Von Kindern auf Friedhöfen

Als eine meiner Freundinnen heiratete, betrat ich den Friedhof erneut. Ich versuchte eine Art Verbindung herzustellen. Komischer Weise hatte ich das Gefühl, nur die Anwesenheit meines Opas zu spüren. Er freute sich über meinen Besuch, so wie zu Lebzeiten. Aber an Oma kam ich nicht heran. Trotzdem spürte ich eine Art Wehmut, als ich den Friedhof verließ.

Das nächste Mal besuchte ich den Friedhof während der Sommerferien.
Ich wollte meinem Sohn den Friedhof zeigen und auch selbst Kontakt aufnehmen.

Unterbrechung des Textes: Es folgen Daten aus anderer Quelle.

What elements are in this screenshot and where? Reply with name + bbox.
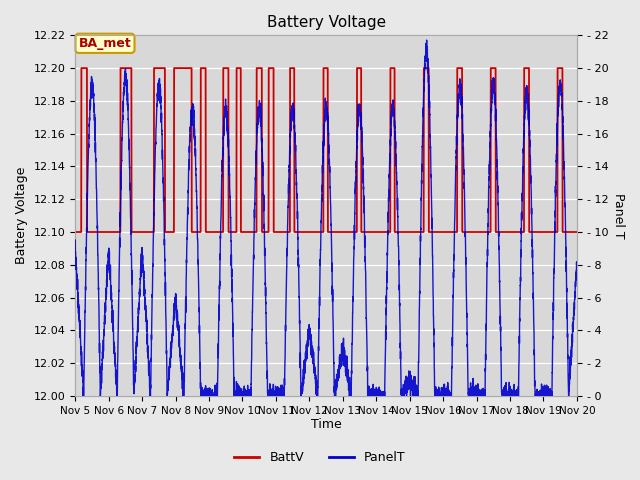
X-axis label: Time: Time: [310, 419, 342, 432]
Y-axis label: Panel T: Panel T: [612, 193, 625, 239]
Legend: BattV, PanelT: BattV, PanelT: [229, 446, 411, 469]
Text: BA_met: BA_met: [79, 37, 131, 50]
Y-axis label: Battery Voltage: Battery Voltage: [15, 167, 28, 264]
Title: Battery Voltage: Battery Voltage: [266, 15, 386, 30]
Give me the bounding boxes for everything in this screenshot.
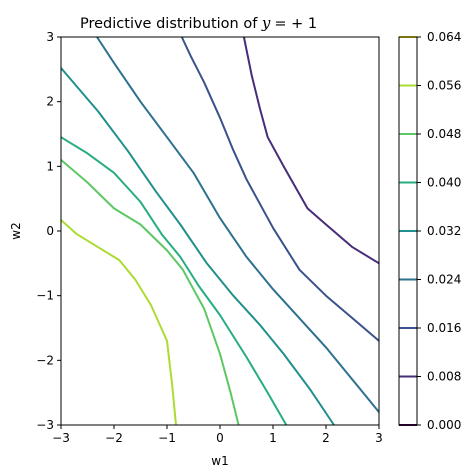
colorbar-tick-label: 0.008 — [427, 370, 461, 384]
y-tick-label: 1 — [46, 159, 54, 173]
colorbar-tick-label: 0.016 — [427, 321, 461, 335]
chart-title-text: Predictive distribution of — [80, 16, 262, 32]
colorbar-tick-label: 0.048 — [427, 127, 461, 141]
y-tick-label: 3 — [46, 30, 54, 44]
y-tick-label: −2 — [36, 353, 54, 367]
colorbar-tick-label: 0.056 — [427, 79, 461, 93]
contour-line-0.064 — [60, 219, 177, 426]
contour-line-0.032 — [96, 36, 380, 413]
colorbar-tick-label: 0.040 — [427, 176, 461, 190]
x-tick-label: −3 — [52, 431, 70, 445]
plot-area: −3 −2 −1 0 1 2 3 −3 −2 −1 0 1 2 3 — [36, 30, 383, 445]
colorbar-tick-label: 0.032 — [427, 224, 461, 238]
chart-title: Predictive distribution of y = + 1 — [80, 14, 317, 32]
chart-title-math-rest: = + 1 — [274, 16, 317, 32]
x-tick-label: 3 — [375, 431, 383, 445]
x-tick-label: −2 — [105, 431, 123, 445]
y-tick-label: 2 — [46, 95, 54, 109]
contour-line-0.048 — [60, 136, 288, 426]
contour-line-0.04 — [60, 67, 335, 426]
colorbar-tick-label: 0.064 — [427, 30, 461, 44]
colorbar-tick-label: 0.000 — [427, 418, 461, 432]
plot-frame — [60, 36, 380, 426]
x-tick-label: 1 — [269, 431, 277, 445]
colorbar-tick-label: 0.024 — [427, 273, 461, 287]
contour-line-0.024 — [180, 36, 380, 342]
contour-line-0.056 — [60, 159, 240, 426]
x-tick-label: 2 — [322, 431, 330, 445]
y-tick-label: −1 — [36, 289, 54, 303]
x-tick-label: −1 — [158, 431, 176, 445]
y-tick-label: −3 — [36, 418, 54, 432]
x-axis-label: w1 — [211, 454, 228, 468]
x-tick-label: 0 — [216, 431, 224, 445]
contour-line-0.016 — [242, 36, 380, 265]
chart-title-math-var: y — [261, 14, 271, 32]
colorbar: 0.000 0.008 0.016 0.024 0.032 0.040 0.048 0.056… — [398, 30, 461, 432]
y-axis-label: w2 — [9, 222, 23, 239]
y-tick-label: 0 — [46, 224, 54, 238]
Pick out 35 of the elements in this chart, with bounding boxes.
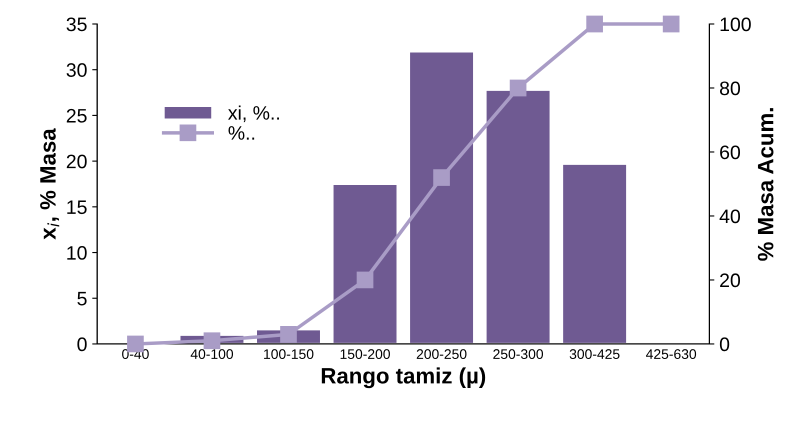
y2-tick-label: 0 — [720, 337, 730, 352]
point — [510, 80, 526, 96]
x-tick-label: 40-100 — [190, 349, 234, 360]
y-tick-label: 20 — [66, 154, 87, 168]
legend-label: xi, %.. — [228, 105, 279, 122]
point — [280, 326, 297, 343]
y-tick-label: 10 — [67, 246, 87, 260]
y2-tick-label: 80 — [720, 81, 740, 96]
y-tick-label: 25 — [66, 108, 87, 123]
bar — [484, 88, 552, 344]
y-tick-label: 35 — [66, 17, 87, 32]
legend-label: %.. — [228, 126, 254, 140]
y2-tick-label: 100 — [720, 17, 751, 32]
y2-tick-label: 60 — [720, 145, 740, 160]
x-tick-label: 150-200 — [340, 349, 390, 360]
point — [433, 169, 450, 186]
y-tick-label: 15 — [67, 200, 87, 214]
x-tick-label: 425-630 — [646, 349, 696, 360]
x-tick-label: 200-250 — [416, 349, 467, 360]
y-tick-label: 30 — [66, 63, 87, 77]
x-axis-title: Rango tamiz (µ) — [322, 367, 486, 388]
point — [356, 272, 374, 288]
y-tick-label: 0 — [77, 337, 87, 352]
point — [662, 16, 680, 32]
y2-axis-title: % Masa Acum. — [758, 108, 774, 261]
x-tick-label: 100-150 — [264, 349, 314, 360]
x-tick-label: 250-300 — [493, 349, 544, 360]
y2-tick-label: 40 — [720, 209, 740, 224]
y-tick-label: 5 — [77, 292, 87, 306]
bar — [561, 162, 628, 344]
y-axis-title: x$_{i}$, % Masa — [40, 128, 60, 240]
point — [204, 332, 220, 350]
x-tick-label: 300-425 — [570, 349, 620, 360]
y2-tick-label: 20 — [720, 273, 740, 288]
point — [586, 16, 603, 32]
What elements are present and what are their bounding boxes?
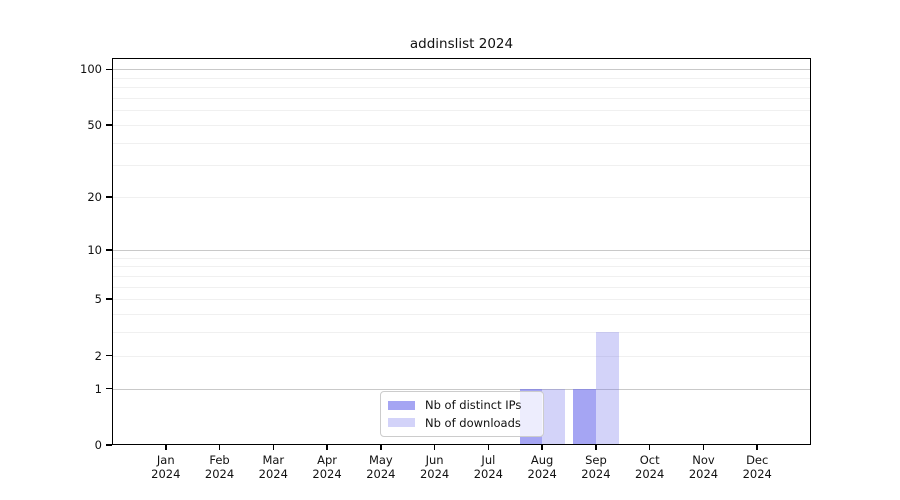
legend-swatch-distinct-ips: [388, 400, 415, 410]
y-tick-label: 50: [87, 117, 102, 132]
x-tick-month: Aug: [530, 453, 554, 467]
gridline-major: [112, 388, 811, 390]
x-tick-mark: [272, 445, 275, 450]
x-tick-label: Mar 2024: [243, 453, 303, 481]
y-tick-mark: [106, 387, 112, 390]
x-tick-label: Apr 2024: [297, 453, 357, 481]
y-tick-label: 20: [87, 190, 102, 205]
x-tick-year: 2024: [473, 467, 504, 481]
gridline-minor: [112, 355, 811, 357]
x-tick-mark: [541, 445, 543, 450]
gridline-minor: [112, 165, 811, 167]
gridline-minor: [112, 313, 811, 315]
gridline-minor: [112, 87, 811, 89]
gridline-minor: [112, 197, 811, 199]
y-tick-mark: [106, 249, 112, 251]
legend-label-downloads: Nb of downloads: [425, 415, 521, 430]
x-tick-mark: [218, 445, 221, 450]
y-tick-mark: [106, 68, 112, 71]
x-tick-month: May: [368, 453, 393, 467]
gridline-major: [112, 249, 811, 251]
chart-title: addinslist 2024: [409, 36, 514, 52]
y-tick-label: 0: [94, 438, 102, 452]
x-tick-month: Jul: [481, 453, 496, 467]
x-tick-year: 2024: [635, 467, 665, 481]
x-tick-label: Oct 2024: [620, 453, 680, 481]
x-tick-mark: [487, 445, 490, 450]
x-tick-year: 2024: [742, 467, 772, 481]
x-tick-label: Aug 2024: [512, 453, 572, 481]
legend-row-downloads: Nb of downloads: [388, 416, 536, 430]
gridline-minor: [112, 97, 811, 99]
y-tick-mark: [106, 354, 112, 357]
x-tick-year: 2024: [312, 467, 342, 481]
x-tick-mark: [433, 445, 436, 450]
x-tick-year: 2024: [581, 467, 611, 481]
x-tick-mark: [756, 445, 758, 450]
y-tick-mark: [106, 124, 112, 126]
x-tick-year: 2024: [151, 467, 181, 481]
x-tick-year: 2024: [258, 467, 288, 481]
gridline-major: [112, 69, 811, 71]
y-tick-label: 10: [87, 242, 102, 257]
bar-downloads-sep: [595, 332, 619, 445]
x-tick-month: Nov: [692, 453, 715, 467]
gridline-minor: [112, 110, 811, 112]
gridline-minor: [112, 77, 811, 79]
x-tick-year: 2024: [688, 467, 719, 481]
y-tick-label: 5: [94, 292, 102, 307]
x-tick-mark: [702, 445, 705, 450]
y-tick-label: 100: [80, 62, 102, 77]
x-tick-label: Feb 2024: [190, 453, 250, 481]
legend-row-distinct-ips: Nb of distinct IPs: [388, 398, 536, 412]
x-tick-mark: [165, 445, 167, 450]
x-tick-month: Apr: [317, 453, 338, 467]
bar-downloads-aug: [542, 388, 565, 445]
gridline-minor: [112, 142, 811, 144]
x-tick-month: Dec: [746, 453, 769, 467]
x-tick-mark: [380, 445, 382, 450]
x-tick-year: 2024: [366, 467, 396, 481]
x-tick-label: Nov 2024: [673, 453, 733, 481]
x-tick-label: Jan 2024: [136, 453, 196, 481]
y-tick-label: 2: [94, 348, 102, 363]
x-tick-label: May 2024: [351, 453, 411, 481]
x-tick-mark: [648, 445, 651, 450]
gridline-minor: [112, 257, 811, 259]
gridline-minor: [112, 275, 811, 277]
x-tick-label: Jul 2024: [458, 453, 518, 481]
x-tick-year: 2024: [204, 467, 235, 481]
x-tick-month: Jan: [156, 453, 175, 467]
y-tick-label: 1: [94, 381, 102, 396]
gridline-minor: [112, 332, 811, 334]
x-tick-mark: [326, 445, 328, 450]
x-tick-label: Dec 2024: [727, 453, 787, 481]
gridline-minor: [112, 286, 811, 288]
legend-label-distinct-ips: Nb of distinct IPs: [425, 398, 522, 413]
gridline-minor: [112, 299, 811, 301]
x-tick-label: Sep 2024: [566, 453, 626, 481]
legend-swatch-downloads: [388, 418, 415, 428]
legend: Nb of distinct IPs Nb of downloads: [380, 391, 544, 437]
x-tick-year: 2024: [527, 467, 557, 481]
gridline-minor: [112, 124, 811, 126]
y-tick-mark: [106, 444, 112, 446]
x-tick-month: Mar: [262, 453, 285, 467]
x-tick-month: Feb: [209, 453, 230, 467]
y-tick-mark: [106, 298, 112, 300]
plot-area: [112, 58, 811, 445]
x-tick-label: Jun 2024: [405, 453, 465, 481]
gridline-minor: [112, 266, 811, 268]
x-tick-mark: [595, 445, 597, 450]
y-tick-mark: [106, 196, 112, 198]
x-tick-month: Oct: [639, 453, 660, 467]
x-tick-month: Jun: [425, 453, 444, 467]
x-tick-year: 2024: [419, 467, 450, 481]
x-tick-month: Sep: [585, 453, 607, 467]
bar-distinct-ips-sep: [573, 388, 596, 445]
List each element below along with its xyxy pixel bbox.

Meine Tante und meine Mutter waren ebenfalls mit von der Partie.
Obwohl ich versucht hatte meinem Kleinen den Ablauf einer Beerdigung und die Funktionsweise eines Friedhofs näher zu erläutern, war er doch recht enttäuscht, als er weder Geister, noch Zombies noch irgendwelche anderen Figuren aus der Unterwelt darauf entdecken konnte.
Da er auch keinen Sinn darin sah, mit toten Menschen zu kommunizieren, die man weder sehen noch hören kann, beschloss er über möglichst viele Grabstellen zu laufen mit den begeisterten Worten „Ich gehe auf toten Menschen!“
Unterdessen versuchte ich erneut „hineinzuspüren“ ob ich meine Oma vielleicht irgendwo fühlen konnte. Doch es gelang mir nicht. Wieder hatte ich mehr das Gefühl, meinen Opa spüren zu können, der sich freute und mir versicherte, dass es ihm gut ginge.
Wir widerstanden dem Wunsch meines Juniors, doch bis Mitternacht dort zu bleiben, falls sich etwas täte, und fuhren weiter ins Eiscafé. (Kam auch gut an.)
Dort überreichte meine Tante mir zwei Briefe, die ich meinen Großeltern als Kind geschrieben hatte, als ich im Urlaub war.
Ich betrachtete die geschriebenen Zeilen und die gemalten Bilder am Rand.
Und nie hatte ich mehr dieses Gefühl, dass alles nur geliehen ist, dass niemals irgendjemanden wirklich etwas gehört. Dass wir alle auf pump leben und nichts mitnehmen können.